Whether the brain is using such a technique to estimate depth from defocus is an open question. However due to the nature of precisely timed information output by biological retinas64 convolutions algorithms cannot provide a viable explanation as the stroboscopic nature of image acquisition and luminance use is incompatible with neural systems. Instead, we show that the change of polarity at the pixel level contains sufficient information to estimate depth from defocus. Recent findings in physiology show that several mechanisms used by our methodology exist in Nature.
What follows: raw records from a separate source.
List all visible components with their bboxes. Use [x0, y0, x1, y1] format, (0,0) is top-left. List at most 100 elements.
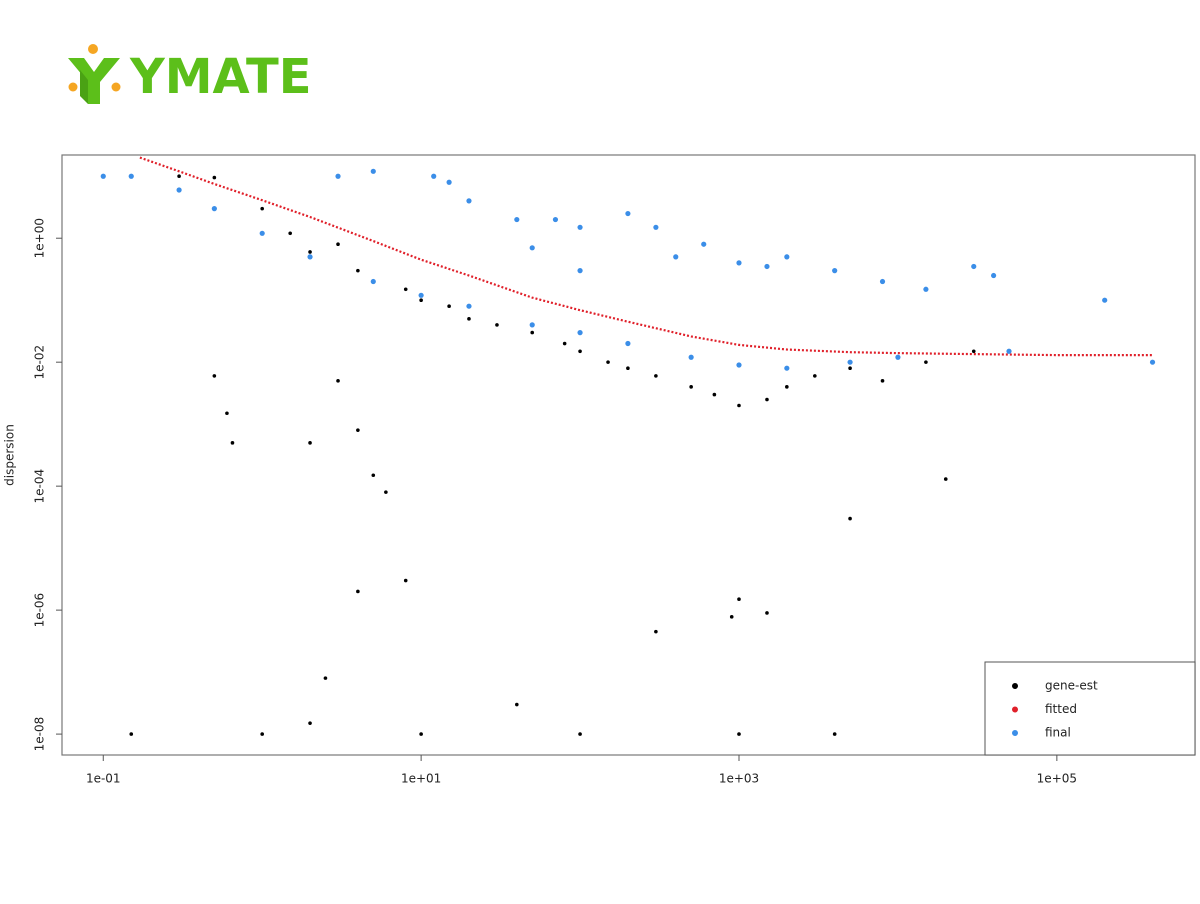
point: [225, 411, 229, 416]
point: [100, 173, 106, 179]
point: [784, 365, 790, 371]
legend-marker: [1012, 683, 1018, 689]
point: [529, 322, 535, 328]
point: [606, 360, 610, 364]
point: [689, 385, 693, 389]
point: [924, 360, 928, 364]
point: [923, 286, 929, 292]
point: [577, 224, 583, 230]
point: [466, 303, 472, 309]
point: [514, 216, 520, 223]
point: [785, 385, 789, 389]
legend-label: gene-est: [1045, 679, 1098, 693]
point: [736, 362, 742, 368]
point: [384, 490, 388, 494]
point: [335, 173, 341, 179]
point: [784, 254, 790, 260]
point: [495, 323, 499, 327]
y-axis-label: dispersion: [3, 424, 17, 486]
point: [260, 732, 264, 736]
point: [654, 629, 658, 634]
y-tick-label: 1e-04: [33, 469, 47, 504]
point: [211, 206, 217, 212]
point: [712, 392, 717, 397]
point: [552, 216, 559, 223]
point: [729, 615, 734, 619]
logo-icon: [68, 44, 121, 104]
point: [765, 397, 769, 402]
point: [466, 198, 472, 204]
point: [308, 721, 312, 725]
point: [356, 589, 360, 594]
point: [307, 254, 313, 260]
point: [578, 349, 582, 354]
point: [128, 173, 134, 179]
point: [336, 379, 340, 383]
point: [212, 175, 217, 180]
point: [371, 473, 376, 478]
point: [288, 231, 292, 236]
point: [737, 403, 741, 408]
point: [832, 268, 838, 274]
y-tick-label: 1e-02: [33, 345, 47, 380]
y-tick-label: 1e-08: [33, 717, 47, 752]
point: [259, 230, 265, 236]
point: [323, 676, 328, 680]
point: [577, 330, 583, 336]
point: [446, 179, 452, 185]
x-tick-label: 1e+05: [1037, 772, 1077, 786]
point: [530, 330, 535, 335]
point: [336, 242, 340, 247]
point: [370, 168, 376, 174]
point: [129, 732, 134, 736]
point: [176, 187, 182, 193]
point: [654, 374, 658, 378]
point: [418, 292, 424, 298]
point: [991, 272, 997, 279]
point: [737, 732, 741, 736]
point: [895, 354, 901, 360]
point: [1102, 297, 1108, 303]
point: [847, 359, 853, 365]
point: [764, 263, 770, 270]
legend-box: [984, 661, 1196, 756]
fitted-line: [139, 156, 1153, 357]
point: [578, 732, 582, 736]
point: [212, 374, 217, 378]
point: [737, 597, 741, 602]
y-tick-label: 1e+00: [33, 218, 47, 258]
point: [515, 702, 519, 707]
point: [177, 174, 181, 179]
point: [467, 317, 471, 321]
point: [848, 516, 852, 521]
point: [1006, 348, 1012, 354]
point: [431, 173, 437, 179]
legend-label: final: [1045, 726, 1071, 740]
point: [765, 611, 769, 615]
point: [625, 340, 631, 347]
point: [1149, 359, 1156, 365]
x-tick-label: 1e+03: [719, 772, 759, 786]
point: [848, 366, 852, 370]
legend-marker: [1012, 730, 1018, 736]
point: [832, 732, 837, 736]
legend-label: fitted: [1045, 702, 1077, 716]
point: [403, 287, 408, 292]
x-tick-label: 1e-01: [86, 772, 121, 786]
point: [562, 341, 567, 346]
point: [673, 254, 679, 260]
point: [356, 268, 360, 273]
point: [419, 298, 423, 302]
point: [577, 268, 583, 274]
point: [736, 260, 742, 266]
point: [625, 210, 631, 217]
point: [419, 732, 423, 736]
point: [308, 250, 312, 254]
point: [230, 441, 235, 445]
point: [370, 278, 376, 285]
plot-frame: [61, 154, 1196, 756]
point: [529, 245, 535, 251]
y-tick-label: 1e-06: [33, 593, 47, 628]
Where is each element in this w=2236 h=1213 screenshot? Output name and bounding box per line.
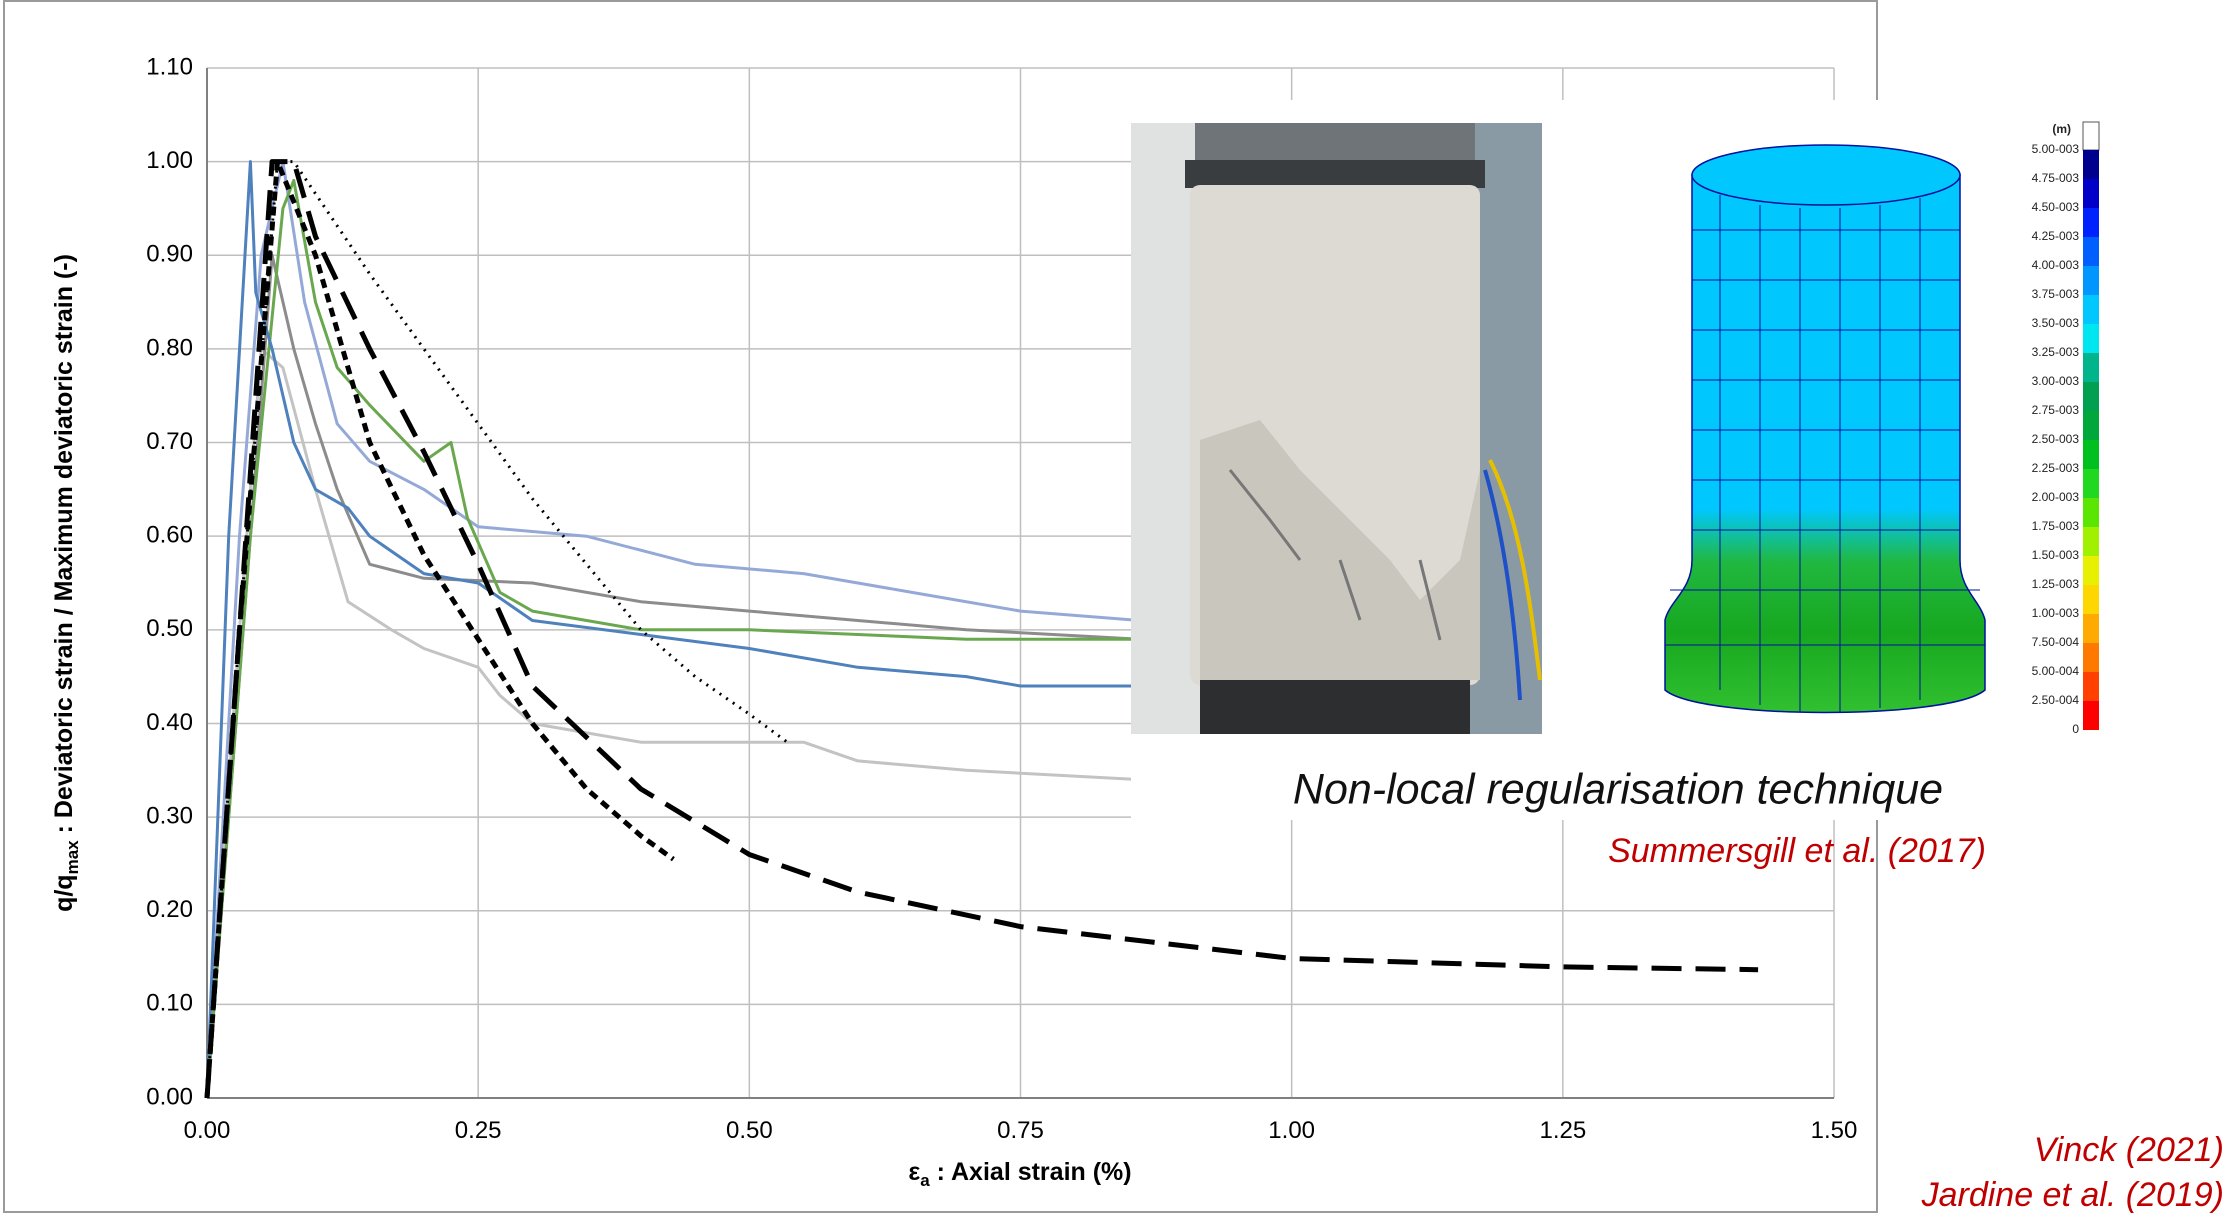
grid: 0.00 0.10 0.20 0.30 0.40 0.50 0.60 0.70 0.80 0.90… xyxy=(146,53,1857,1144)
colorbar-unit: (m) xyxy=(2052,122,2071,136)
y-axis-label-part: : Deviatoric strain / Maximum deviatoric… xyxy=(50,254,78,840)
labels: Non-local regularisation technique Summe… xyxy=(50,254,2224,1213)
colorbar-label: 3.25-003 xyxy=(2032,345,2080,359)
colorbar-band xyxy=(2083,411,2099,440)
photo-frame xyxy=(1470,123,1542,734)
y-tick-label: 0.70 xyxy=(146,428,193,455)
overlay: (m) 5.00-003 4.75-003 4.50-003 4.25-003 4.00-… xyxy=(1131,100,2100,820)
colorbar-band xyxy=(2083,498,2099,527)
colorbar-label: 1.75-003 xyxy=(2032,519,2080,533)
colorbar-label: 3.75-003 xyxy=(2032,287,2080,301)
colorbar-unit-box xyxy=(2082,121,2100,151)
colorbar-label: 1.25-003 xyxy=(2032,577,2080,591)
colorbar-label: 2.50-003 xyxy=(2032,432,2080,446)
colorbar: (m) 5.00-003 4.75-003 4.50-003 4.25-003 4.00-… xyxy=(2032,121,2100,736)
colorbar-label: 4.00-003 xyxy=(2032,258,2080,272)
annotation: Vinck (2021) xyxy=(2034,1131,2224,1169)
colorbar-band xyxy=(2083,556,2099,585)
colorbar-label: 0 xyxy=(2072,722,2079,736)
y-tick-label: 0.40 xyxy=(146,709,193,736)
y-axis-label-part: q/q xyxy=(50,874,78,912)
fe-body xyxy=(1664,174,1986,714)
annotation: Non-local regularisation technique xyxy=(1293,765,1943,813)
y-tick-label: 0.00 xyxy=(146,1083,193,1110)
colorbar-label: 3.50-003 xyxy=(2032,316,2080,330)
colorbar-band xyxy=(2083,585,2099,614)
colorbar-band xyxy=(2083,295,2099,324)
y-tick-label: 0.80 xyxy=(146,334,193,361)
colorbar-label: 2.50-004 xyxy=(2032,693,2080,707)
colorbar-label: 7.50-004 xyxy=(2032,635,2080,649)
photo-fracture xyxy=(1200,420,1480,680)
data-line xyxy=(205,160,1140,1099)
annotation: Summersgill et al. (2017) xyxy=(1608,832,1986,870)
colorbar-band xyxy=(2083,353,2099,382)
colorbar-label: 5.00-003 xyxy=(2032,142,2080,156)
data-line xyxy=(204,159,675,1099)
data-line xyxy=(205,178,1140,1099)
colorbar-band xyxy=(2083,527,2099,556)
colorbar-label: 1.00-003 xyxy=(2032,606,2080,620)
colorbar-band xyxy=(2083,701,2099,730)
colorbar-label: 2.75-003 xyxy=(2032,403,2080,417)
colorbar-band xyxy=(2083,208,2099,237)
x-axis-label: εa : Axial strain (%) xyxy=(908,1158,1131,1190)
y-tick-label: 0.60 xyxy=(146,522,193,549)
specimen-photo xyxy=(1131,123,1542,734)
colorbar-band xyxy=(2083,614,2099,643)
photo-top-cap xyxy=(1195,123,1475,163)
photo-cracks xyxy=(1228,469,1442,641)
x-axis-label-sub: a xyxy=(920,1171,930,1190)
colorbar-band xyxy=(2083,469,2099,498)
y-axis-label: q/qmax : Deviatoric strain / Maximum dev… xyxy=(50,254,82,912)
y-tick-label: 0.90 xyxy=(146,241,193,268)
photo-cable xyxy=(1488,459,1542,681)
colorbar-label: 1.50-003 xyxy=(2032,548,2080,562)
x-tick-label: 0.25 xyxy=(455,1117,502,1144)
x-tick-label: 0.50 xyxy=(726,1117,773,1144)
x-tick-label: 1.00 xyxy=(1268,1117,1315,1144)
colorbar-band xyxy=(2083,150,2099,179)
y-tick-label: 1.00 xyxy=(146,147,193,174)
colorbar-label: 2.25-003 xyxy=(2032,461,2080,475)
y-tick-label: 0.30 xyxy=(146,802,193,829)
y-axis-label-sub: max xyxy=(63,840,82,875)
x-tick-label: 0.00 xyxy=(184,1117,231,1144)
x-axis-label-part: : Axial strain (%) xyxy=(930,1158,1132,1186)
colorbar-band xyxy=(2083,382,2099,411)
x-tick-label: 1.25 xyxy=(1539,1117,1586,1144)
y-tick-label: 0.10 xyxy=(146,990,193,1017)
y-tick-label: 1.10 xyxy=(146,53,193,80)
colorbar-label: 2.00-003 xyxy=(2032,490,2080,504)
colorbar-label: 4.75-003 xyxy=(2032,171,2080,185)
colorbar-label: 4.25-003 xyxy=(2032,229,2080,243)
annotation: Jardine et al. (2019) xyxy=(1921,1176,2224,1213)
fe-top xyxy=(1691,144,1961,206)
photo-base xyxy=(1200,680,1470,734)
colorbar-band xyxy=(2083,237,2099,266)
colorbar-band xyxy=(2083,324,2099,353)
y-tick-label: 0.20 xyxy=(146,896,193,923)
colorbar-label: 5.00-004 xyxy=(2032,664,2080,678)
colorbar-band xyxy=(2083,266,2099,295)
fe-model xyxy=(1664,144,1986,714)
photo-platen xyxy=(1185,160,1485,188)
colorbar-band xyxy=(2083,179,2099,208)
data-line xyxy=(205,160,1140,1099)
y-tick-label: 0.50 xyxy=(146,615,193,642)
x-tick-label: 0.75 xyxy=(997,1117,1044,1144)
fe-mesh xyxy=(1665,195,1985,712)
colorbar-label: 3.00-003 xyxy=(2032,374,2080,388)
colorbar-band xyxy=(2083,643,2099,672)
data-line xyxy=(204,159,1759,1099)
curves xyxy=(204,159,1759,1099)
colorbar-band xyxy=(2083,672,2099,701)
x-tick-label: 1.50 xyxy=(1811,1117,1858,1144)
colorbar-band xyxy=(2083,440,2099,469)
x-axis-label-part: ε xyxy=(908,1158,920,1186)
photo-cable xyxy=(1483,469,1522,701)
colorbar-label: 4.50-003 xyxy=(2032,200,2080,214)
Biological retinas contain several types of ganglion cells, each informing the brain about a particular content of the visual scene, such as motion, edges or chromatic composition. In a recent paper, a newly discovered ganglion cell type ‘On-delayed’ is described65. This cell has been shown to respond vigorously to increasing blur. Its degree of firing directly encodes the amount of high spatial frequencies contained in its receptive field. More importantly, this cell gets input from both ON and OFF polarities. While it is currently unknown how this defocus information is used by the brain, it is most likely that this information projects to the visual thalamus and cortex and also to midbrain structures where accommodation is controlled66.

We expect the most significant impact of our model to be in the field of artificial vision. Today’s machine vision processing systems face severe limitations imposed both by the conventional sensors front-ends (which produce very large amounts of data with fixed sampled frame-rates), and the classical Von Neumann computing architectures (which are affected by the memory bottleneck and require high power and high bandwidths to process continuous streams of images). The emerging field of neuromorphic engineering has produced efficient event-based sensors, that produce low-bandwidth data in continuous time, and powerful parallel computing architectures, that have co-localized memory and computation and can carry out low-latency event-based processing. This technology promises to solve many of the problems associated with conventional computer vision systems. However, the progress so far has been chiefly technological, whereas related development of event-based models and signal processing algorithms has been comparatively lacking (with a few notable exceptions). This work elaborates on an innovative model that can fully exploit the features of event-based visual sensors. In addition, the model can be directly mapped onto existing neuromorphic processing architectures. Results show that the full potential is leveraged when single neurons from the neural network are individually emulated in parallel. In order to emulate the full-scale network, however, efficient neuromorphic hardware device capable of emulating large-scale neural networks are required. The developed architecture requires few neurons per pixel and is implementable on a variety of existing neuromorphic spiking chips such as the SpiNNaker26, TrueNorth27 or LOIHI28 neural chips.